Liste an ausgewählten Differenzialdiagnosen + grobe (!) Lokalisation – nichttraumatischer Bauchschmerz

  • Oberbauch medial (bzw links/rechts):
    • Dyspepsie („Gastritis“, Meteorismus, Obstipation) bis zu Perforation Magenulkus
    • Pankreatitis
    • (ACS)
  • Oberbauch rechts:
    • „Galle“: Cholezystitis, Choledocholithiasis, Cholangitis
    • (atyp. Appendizitis)
    • (Pleuritis/Pneumonie)
  • Oberbauch links:
    • (Pleuritis/Pneumonie)
  • Unterbauch medial: 
    • Cystitis
    • Harnverhalt
    • Endometriose (zyklusabhängig, vegetative Begleitreaktionen)
  • Unterbauch links:
    • Divertikulitis
    • „Gyn“: Extrauteringravidität (rupturiert) / Adnexitis / Ovarzysten/-torsion
    • (inkarzerierte) Hernien
  • Unterbauch rechts:
    • „Gyn“: Extrauteringravidität (rupturiert) / Adnexitis / Ovarzysten/-torsion
    • (inkarzerierte) Hernien
  • Flanke(n):
    • Urolithiasis (oft bis in die Leiste / Hoden ziehend)
    • Pyelonephritis
  • Überall / Diffus:
    • Aortensyndrom
    • Mesenterialinfarkt
    • Organperforation
    • Meteorismus / Obstipation
    • Ileus
    • Spontanbakterielle Peritonitis (bei bek. Leberzirrhose)
    • Arzneimittelnebenwirkung
    • Chronisch entzündliche Darmerkrankung
    • Pseudoperitonitis bei diabetischer Ketoazidose (Video Hyperglykämie)

Links / Quellen:

  • Aktueller Artikel zum Thema Bauchschmerz: Pemmerl S et al. Epidemiologie, Initialdiagnostik und -therapie des akuten und unklaren Bauchschmerzes in der Notaufnahme. Med Klin Intensivmed Notfmed (Link), mit Zusammenfassung bei News-Papers
  • Analgesie bei Bauchschmerz: Cochrane Review 2011

Autor: Martin Fandler

I like EM, critical care, prehospital EM, medical education and #FOAMed too.

7 Gedanken zu „Das akute Abdomen – Bauchschmerz“

  1. Ich heiße Khalil und ich bin Bauchchirurg.
    Ich hätte gerne etwas noch zu diesem Thema Bauchschmerzen ergänzen.,
    Bei V.a akute Appendizitis schreibe ich immer d
    Appendicitis Inflammatory Response (AIR) Score , welche und die Bedeutung und bei klinischer Untersuchung schreibe ich , bis zum Zeitpunkt der Untersuchung kein Hinweis für ein akutes Abdomen , akute Appendizitis ist eine intraoperative Diagnose und nicht immer typisch läuft und deswegen schreibe ich bei erneuten oder zunehmenden Beschwerden soll das Abdomen noch mal untersucht werden.
    Und noch zu TSH in Labor T3 u T4 , falls TSH hoch oder niedrig, sonst die Radiologen machen immer Probleme 😁
    Danke euch für sehr reichliche Information
    Kg
    Khalil

  2. Ich würde noch unter Pseudoperitonitis den M. Addison
    aufnehmen: häufig bei Erstmanifestation jung, hypoton, hyperpigmentierte Haut, insbesondere die Hautfalten. Selten , aber fast eine Blickdiagnose.

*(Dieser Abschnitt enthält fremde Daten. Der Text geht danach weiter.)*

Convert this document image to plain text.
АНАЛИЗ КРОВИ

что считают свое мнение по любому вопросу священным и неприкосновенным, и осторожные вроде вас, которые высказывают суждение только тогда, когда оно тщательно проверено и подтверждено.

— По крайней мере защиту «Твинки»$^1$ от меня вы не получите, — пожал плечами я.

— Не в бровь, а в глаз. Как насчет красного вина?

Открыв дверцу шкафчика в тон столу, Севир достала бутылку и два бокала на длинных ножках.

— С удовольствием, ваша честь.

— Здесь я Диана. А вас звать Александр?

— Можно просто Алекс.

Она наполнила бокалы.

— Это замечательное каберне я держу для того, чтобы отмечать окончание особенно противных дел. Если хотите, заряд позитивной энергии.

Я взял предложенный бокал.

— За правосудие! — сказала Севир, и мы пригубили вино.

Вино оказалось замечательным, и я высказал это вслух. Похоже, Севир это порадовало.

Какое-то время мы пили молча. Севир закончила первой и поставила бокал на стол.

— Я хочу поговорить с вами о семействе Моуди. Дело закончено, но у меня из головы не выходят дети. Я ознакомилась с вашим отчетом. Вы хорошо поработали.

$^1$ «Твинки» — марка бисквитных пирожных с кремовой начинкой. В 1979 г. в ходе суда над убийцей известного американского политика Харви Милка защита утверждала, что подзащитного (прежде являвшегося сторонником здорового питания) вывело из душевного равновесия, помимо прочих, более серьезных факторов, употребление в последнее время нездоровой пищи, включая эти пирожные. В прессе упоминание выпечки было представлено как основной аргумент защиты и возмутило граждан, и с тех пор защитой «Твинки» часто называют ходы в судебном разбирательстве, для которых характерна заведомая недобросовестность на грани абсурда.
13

  3. Ich schließe mich an:
    1. immer erst Auskultation
    2. Eine Peritonitis bei Diabetes ist eine Pseudoperitonitis (diabetica) D.h. Eigentlich nie Fieber. Habe ich außerdem noch nie ohne Erbrechen erlebt. Ansonsten klinisch Chamäleon….

  4. Falls die Aufzählung der Untersuchungsschritte eine Reihenfolge darstellt, erst auskultieren, dann palpieren IAPPF statt IPAFF. Bei Benennung des Schmerzzentrums immer im entgegengesetzten Quadranten mit der Palpation beginnen. Gute Erfahrungen zur DD habe ich mit dem angemessenen Anstreichen des Colon transversum auf den as- und descendenten Anteil zu.

  5. Sehr gute Zusammenstellung. Ich würde noch den Peritonealschmerz (Peritonitis) bei Ketoazidose von Diabetes Pat. in die Diff.diagnostik aufnehmen.